X = data[['GrLivArea', 'YearBuilt']]
y = data['SalePrice']

# Split data (80% training, 20% validation)
X_train, X_val, y_train, y_val = train_test_split(X, y, test_size=0.2, random_state=42)

# Scale features
scaler = StandardScaler()
X_train_scaled = scaler.fit_transform(X_train)
X_val_scaled = scaler.transform(X_val)

# Single Models for Comparison
lr = LinearRegression()
svm = SVR(kernel='rbf', C=100)
dt = DecisionTreeRegressor(max_depth=5, random_state=42)

# Train models
lr.fit(X_train_scaled, y_train)
svm.fit(X_train_scaled, y_train)
dt.fit(X_train_scaled, y_train)

# Predict
lr_pred = lr.predict(X_val_scaled)
svm_pred = svm.predict(X_val_scaled)
dt_pred = dt.predict(X_val_scaled)

# Evaluate single model performance
print("=== Single Model Performance ===")
print("Linear Regression MSE:", mean_squared_error(y_val, lr_pred))
print("SVM MSE:", mean_squared_error(y_val, svm_pred))
print("Decision Tree MSE:", mean_squared_error(y_val, dt_pred))

# 3. Blending
blend_pred = (0.4 * lr_pred) + (0.3 * svm_pred) + (0.3 * dt_pred)

blend_mse = mean_squared_error(y_val, blend_pred)
print("\n=== Blending ===")
print("Blended Model MSE:", blend_mse)

# Bagging
n_estimators = 5
bagged_preds = np.zeros_like(y_val, dtype=float)

for i in range(n_estimators):
    # Bootstrap sample
    X_resampled, y_resampled = resample(X_train_scaled, y_train, random_state=42 + i)
    model = LinearRegression()
    model.fit(X_resampled, y_resampled)
    preds = model.predict(X_val_scaled)
    bagged_preds += preds

# Average predictions
bagged_preds /= n_estimators

bagging_mse = mean_squared_error(y_val, bagged_preds)
print("\n=== Bagging ===")
print("Bagged Model (Linear Regression) MSE:", bagging_mse)

# Stacking
estimators = [
    ('lr', LinearRegression()),
    ('svm', SVR(kernel='rbf', C=100)),
    ('dt', DecisionTreeRegressor(max_depth=5, random_state=42))
]

stack_model = StackingRegressor(
    estimators=estimators,
    final_estimator=LinearRegression()
)

stack_model.fit(X_train_scaled, y_train)
stack_pred = stack_model.predict(X_val_scaled)
stacking_mse = mean_squared_error(y_val, stack_pred)

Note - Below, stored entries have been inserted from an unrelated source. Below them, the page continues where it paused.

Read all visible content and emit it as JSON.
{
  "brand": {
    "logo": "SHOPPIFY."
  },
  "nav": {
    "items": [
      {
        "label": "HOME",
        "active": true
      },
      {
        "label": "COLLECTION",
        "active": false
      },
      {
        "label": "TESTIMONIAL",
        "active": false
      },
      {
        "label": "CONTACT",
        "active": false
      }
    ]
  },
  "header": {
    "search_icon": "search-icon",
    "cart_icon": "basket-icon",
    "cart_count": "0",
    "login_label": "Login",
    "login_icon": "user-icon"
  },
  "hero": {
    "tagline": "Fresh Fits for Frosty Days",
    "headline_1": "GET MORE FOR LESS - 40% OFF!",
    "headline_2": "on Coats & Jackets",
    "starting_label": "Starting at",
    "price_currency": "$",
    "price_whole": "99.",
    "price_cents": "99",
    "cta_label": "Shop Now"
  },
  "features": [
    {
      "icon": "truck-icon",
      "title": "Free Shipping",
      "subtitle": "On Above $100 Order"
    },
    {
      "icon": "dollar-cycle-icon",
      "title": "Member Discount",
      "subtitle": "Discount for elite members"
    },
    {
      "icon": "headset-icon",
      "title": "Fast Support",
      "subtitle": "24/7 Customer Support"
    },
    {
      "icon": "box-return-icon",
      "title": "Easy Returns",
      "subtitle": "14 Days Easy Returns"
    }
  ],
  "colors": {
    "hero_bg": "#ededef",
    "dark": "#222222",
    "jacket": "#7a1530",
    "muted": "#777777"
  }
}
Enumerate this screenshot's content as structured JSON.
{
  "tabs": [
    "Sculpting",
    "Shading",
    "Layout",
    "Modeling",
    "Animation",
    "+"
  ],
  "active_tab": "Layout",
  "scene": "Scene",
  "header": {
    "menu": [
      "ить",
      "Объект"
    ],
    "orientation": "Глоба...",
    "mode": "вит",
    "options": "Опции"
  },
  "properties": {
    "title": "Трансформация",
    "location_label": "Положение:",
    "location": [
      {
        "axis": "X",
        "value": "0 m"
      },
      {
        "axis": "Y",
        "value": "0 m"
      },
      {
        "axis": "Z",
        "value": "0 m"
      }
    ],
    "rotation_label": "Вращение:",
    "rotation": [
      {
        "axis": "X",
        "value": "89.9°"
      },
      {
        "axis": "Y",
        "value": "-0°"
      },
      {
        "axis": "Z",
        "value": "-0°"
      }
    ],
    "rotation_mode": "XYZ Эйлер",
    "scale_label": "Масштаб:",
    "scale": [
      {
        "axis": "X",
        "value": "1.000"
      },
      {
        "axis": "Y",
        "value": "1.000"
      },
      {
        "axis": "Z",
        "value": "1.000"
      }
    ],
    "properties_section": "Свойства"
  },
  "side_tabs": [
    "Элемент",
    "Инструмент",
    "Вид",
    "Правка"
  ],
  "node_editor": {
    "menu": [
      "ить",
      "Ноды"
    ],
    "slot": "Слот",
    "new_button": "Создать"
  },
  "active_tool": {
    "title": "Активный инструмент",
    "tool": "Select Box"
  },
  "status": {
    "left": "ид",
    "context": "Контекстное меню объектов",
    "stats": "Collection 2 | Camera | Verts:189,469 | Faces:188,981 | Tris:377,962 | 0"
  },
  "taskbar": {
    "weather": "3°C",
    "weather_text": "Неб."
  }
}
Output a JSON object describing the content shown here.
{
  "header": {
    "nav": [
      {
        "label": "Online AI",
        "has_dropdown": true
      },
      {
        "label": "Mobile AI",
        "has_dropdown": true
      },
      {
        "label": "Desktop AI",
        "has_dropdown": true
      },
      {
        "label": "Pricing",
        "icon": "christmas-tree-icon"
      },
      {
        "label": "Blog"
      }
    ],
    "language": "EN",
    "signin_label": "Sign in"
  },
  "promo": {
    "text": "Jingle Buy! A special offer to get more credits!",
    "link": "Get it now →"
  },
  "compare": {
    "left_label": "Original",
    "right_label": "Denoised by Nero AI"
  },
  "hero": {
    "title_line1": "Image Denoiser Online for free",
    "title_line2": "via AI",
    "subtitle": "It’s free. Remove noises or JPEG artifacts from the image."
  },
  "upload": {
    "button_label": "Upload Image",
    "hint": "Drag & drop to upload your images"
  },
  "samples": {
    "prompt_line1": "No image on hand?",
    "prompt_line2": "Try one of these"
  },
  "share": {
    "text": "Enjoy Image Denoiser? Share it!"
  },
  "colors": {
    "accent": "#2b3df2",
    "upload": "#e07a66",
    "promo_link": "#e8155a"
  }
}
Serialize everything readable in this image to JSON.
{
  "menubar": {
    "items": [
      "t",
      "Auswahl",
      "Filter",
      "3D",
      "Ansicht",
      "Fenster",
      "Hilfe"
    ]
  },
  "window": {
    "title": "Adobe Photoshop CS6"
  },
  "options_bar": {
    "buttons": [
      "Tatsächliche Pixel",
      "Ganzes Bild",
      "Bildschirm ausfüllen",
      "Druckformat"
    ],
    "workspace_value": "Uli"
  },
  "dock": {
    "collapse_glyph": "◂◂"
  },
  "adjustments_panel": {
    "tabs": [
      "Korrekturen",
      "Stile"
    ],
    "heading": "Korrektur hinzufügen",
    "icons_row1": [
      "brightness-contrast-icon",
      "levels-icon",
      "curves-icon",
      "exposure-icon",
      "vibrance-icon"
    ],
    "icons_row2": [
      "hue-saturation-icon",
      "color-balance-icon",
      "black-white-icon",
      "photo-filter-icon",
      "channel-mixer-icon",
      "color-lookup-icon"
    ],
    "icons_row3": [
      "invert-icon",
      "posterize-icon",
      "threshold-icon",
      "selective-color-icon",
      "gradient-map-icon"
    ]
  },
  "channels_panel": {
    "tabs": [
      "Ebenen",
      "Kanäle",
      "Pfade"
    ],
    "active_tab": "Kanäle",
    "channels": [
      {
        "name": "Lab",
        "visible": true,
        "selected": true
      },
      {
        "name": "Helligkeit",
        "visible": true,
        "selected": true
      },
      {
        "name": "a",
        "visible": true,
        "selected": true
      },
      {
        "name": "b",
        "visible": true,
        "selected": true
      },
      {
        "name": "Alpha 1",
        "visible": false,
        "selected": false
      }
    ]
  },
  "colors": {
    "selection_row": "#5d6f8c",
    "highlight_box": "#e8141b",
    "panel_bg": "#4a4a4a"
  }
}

print("\n=== Stacking ===")
print("Stacked Model MSE:", stacking_mse)

# Summary of All Methods


print("\n=== Summary ===")
print(f"Linear Regression MSE: {mean_squared_error(y_val, lr_pred):.2f}")
print(f"SVM MSE: {mean_squared_error(y_val, svm_pred):.2f}")
print(f"Decision Tree MSE: {mean_squared_error(y_val, dt_pred):.2f}")
print(f"Blending MSE: {blend_mse:.2f}")
print(f"Bagging MSE: {bagging_mse:.2f}")
print(f"Stacking MSE: {stacking_mse:.2f}")


=== Single Model Performance ===
Linear Regression MSE: 2495554898.6683207
SVM MSE: 6418570975.686604
Decision Tree MSE: 1844304720.6577315

=== Blending ===
Blended Model MSE: 2597232396.43489

=== Bagging ===
Bagged Model (Linear Regression) MSE: 2448340185.536358

=== Stacking ===
Stacked Model MSE: 1968679182.1550841

=== Summary ===
Linear Regression MSE: 2495554898.67
SVM MSE: 6418570975.69
Decision Tree MSE: 1844304720.66
Blending MSE: 2597232396.43
Bagging MSE: 2448340185.54
Stacking MSE: 1968679182.16


We explored ensemble learning methods to improve regression model accuracy using the House Prices dataset.
We trained Linear Regression, Support Vector Regression, and Decision Tree Regressor, and combined them using blending, bagging, and stacking.

Among these, stacking achieved the lowest Mean Squared Error, showing that combining models in multiple layers can capture different aspects of the data and produce more accurate predictions.

This demonstrates that ensemble learning provides higher predictive power and generalization ability compared to individual models alone.